Slash feat. Myles Kennedy – Live / Made in Stoke 24/7/11


01 Been There Lately
02 Night Train
03 Ghost
04 Mean Bone
05 Back From Cali
06 Rocket Queen
07 Civil War
08 Nothing To Say
09 Starlight
10 Promise
11 Doctor Alibi
12 Speed Parade
13 Watch This
14 Beggars & Hangers On
15 Patience
16 Godfather Solo
17 Sweet Child O' Mine
18 Slither
19 By The Sword
20 Mr Brownstone
21 Paradise City

Bonus Features: Interviews with Slash / Myles Kennedy / Uncle Ian


Filmed at the Victoria Hall in Stoke On Trent on July 24th, this concert marked Slash's return to the town in which he grew up. The show came towards the end of his 2010/11 world tour in support of his debut solo album "Slash". Lead vocals on the tour were handled by Myles Kennedy of Alter Bridge and the setlist featured tracks from his solo album, from his albums with both Slash's Snakepit and Velvet Revolver and classic songs that he co-wrote for Guns'n'Roses.
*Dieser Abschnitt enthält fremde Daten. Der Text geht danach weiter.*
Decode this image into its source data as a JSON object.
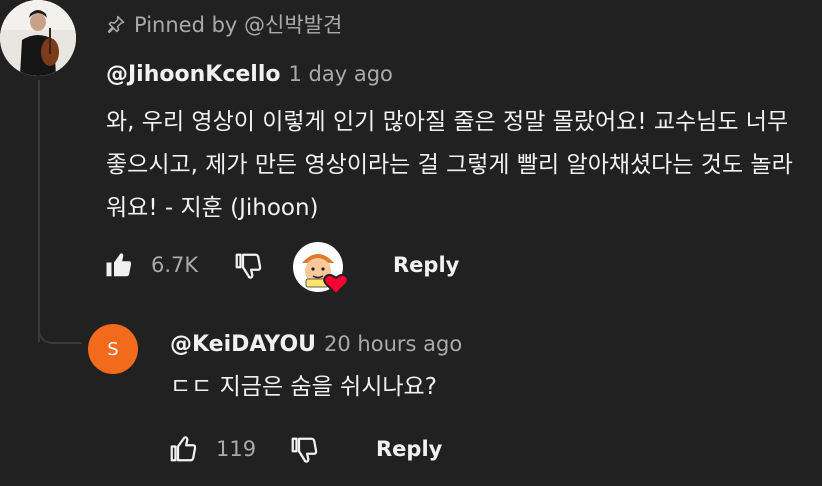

Slash kommt aus Los Angeles, Kalifornien. Das ist allgemein bekannt, aber geboren wurde er in London, die ersten fünf Jahre seines Lebens verbrachte er in Stoke On Trent – beides in England. Ein Konzert in seiner Heimatstadt konnte er bislang nie spielen, aber den langjährigen Wunsch erfüllte er sich nicht nur auf seiner Solotour, sondern hielt dieses für ihn bedeutende Ereignis für alle Ewigkeit auf Blu Ray (und DVD) fest.
Die Songauswahl der Blu Ray umfasst in groben Zügen Slash’s bisheriges Lebenswerk und seine etwa 25-jährige Musikergeschichte in Guns’n’Roses, Slash’s Snakepit, Velvet Revolver und nunmehr Slash. Entsprechend kann man das Videomaterial schlicht unter „No Filler, All Killer“ zusammenfassen.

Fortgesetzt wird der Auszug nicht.